Die Kandidaten müssen 33 Jahre und jünger sein. Sie sind keineswegs Anfänger. Neben der akademischen Ausbildung arbeiten die meisten Bewerber bereits mit Orchestervereinigungen und/oder Chören im In- oder Ausland. Beispielhaft sei hier der 26-jährige Finalist Aivis Greters aus Lettland genannt, der in seinem Heimatland bereits sehr jung mit der Leitung der in Lettland weitverbreiteten Chöre erste Erfahrung sammelte und in der Folge das Lettische Nationale Symphonieorchester, die Sinfonietta Riga und weitere einheimische Ensembles dirigiert hat.
In der Wettbewerbswoche wird eine umfangreiche Agenda absolviert: die zwölf Kandidaten müssen sich durch Dirigate im Opernrepertoire aus einer vorgegebenen Liste von schwierigen Szenen und Ensembles diverser Komponisten und Stile (Mozart, Bizet, Offenbach, Rihm) bewähren, ebenso bei den Sinfonien (von Haydn, Mozart, Beethoven, Mendelssohn, Schumann und Brahms). Weiterhin werden zeitgenössische Werke erarbeitet (Webern, Bertrand und Schönberg), wobei Webern Pflicht ist.
Drei Finalisten treten schließlich zum Abschlusskonzert mit folgendem Programm an:
Martijn Dendievel, Belgien, 26 Jahre: Ravel: Le tombeau de Couperin, und Mozart: Cosi fan tutte: Sextett “Alla bella Despinetta”

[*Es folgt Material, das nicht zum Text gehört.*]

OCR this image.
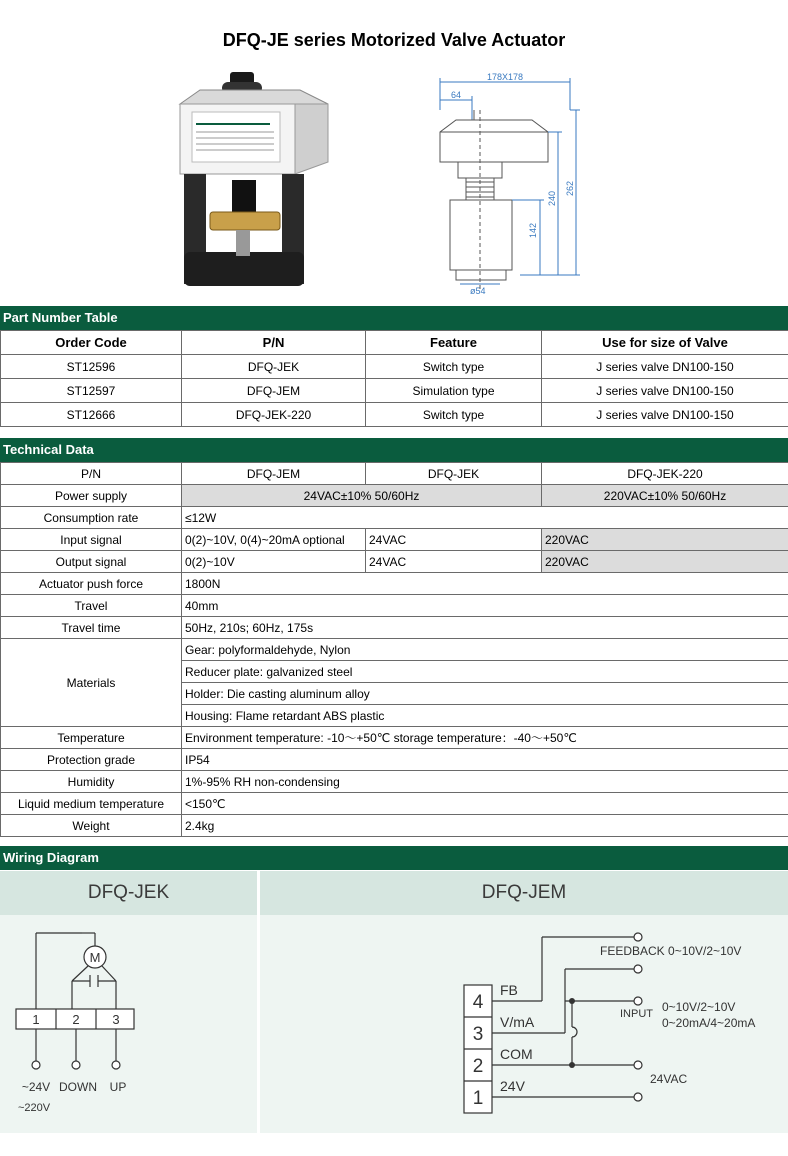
DFQ-JE series Motorized Valve Actuator
178X178
64
142
240
262
ø54
Part Number Table
Order Code	P/N	Feature	Use for size of Valve
ST12596	DFQ-JEK	Switch type	J series valve DN100-150
ST12597	DFQ-JEM	Simulation type	J series valve DN100-150
ST12666	DFQ-JEK-220	Switch type	J series valve DN100-150
Technical Data
P/N	DFQ-JEM	DFQ-JEK	DFQ-JEK-220
Power supply	24VAC±10% 50/60Hz		220VAC±10% 50/60Hz
Consumption rate	≤12W		
Input signal	0(2)~10V, 0(4)~20mA optional	24VAC	220VAC
Output signal	0(2)~10V	24VAC	220VAC
Actuator push force	1800N		
Travel	40mm		
Travel time	50Hz, 210s; 60Hz, 175s		
Materials	Gear: polyformaldehyde, Nylon		
	Reducer plate: galvanized steel		
	Holder: Die casting aluminum alloy		
	Housing: Flame retardant ABS plastic		
Temperature	Environment temperature: -10～+50℃ storage temperature：-40～+50℃		
Protection grade	IP54		
Humidity	1%-95% RH non-condensing		
Liquid medium temperature	<150℃		
Weight	2.4kg		
Wiring Diagram
DFQ-JEK	DFQ-JEM
M
1	2	3
~24V DOWN UP
~220V
4
3
2
1
FB
V/mA
COM
24V
FEEDBACK 0~10V/2~10V
INPUT 0~10V/2~10V
0~20mA/4~20mA
24VAC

Hangyul Chung, Südkorea, 30 Jahre: Beethoven: Leonore Ouvertüre 3, und Bizet: Carmen „Schmugglerquintett“
Aivis Greters, Lettland, 26 Jahre: Brahms: Tragische Ouvertüre, und Offenbach: Hoffmanns Erzählungen Finale Antonia-Akt.
Der Präsident Deutscher Musikrat Professor Martin Maria Krüger weist im Preisträgerkonzert im Rahmen seiner Ansprache auf die Laufbahnwege der den Wettbewerb durchlaufenden Kandidaten der Vergangenheit hin, die nicht selten Generalmusikdirektoren an deuten Opernhäusern geworden sind. Die ebenfalls anwesende Oberbürgermeisterin der Stadt Köln, Henriette Reker, ist stolz auf das in Köln immer funktionierende Zusammenwirken der Institutionen des Gürzenich-Orchesters, des WDR Sinfonieorchesters und des WDRs, welche durch die vielen internationalen Teilnehmer eine große Bereicherung erfahren. Der Wettbewerb soll unbedingt in Köln weiter beheimatet bleiben.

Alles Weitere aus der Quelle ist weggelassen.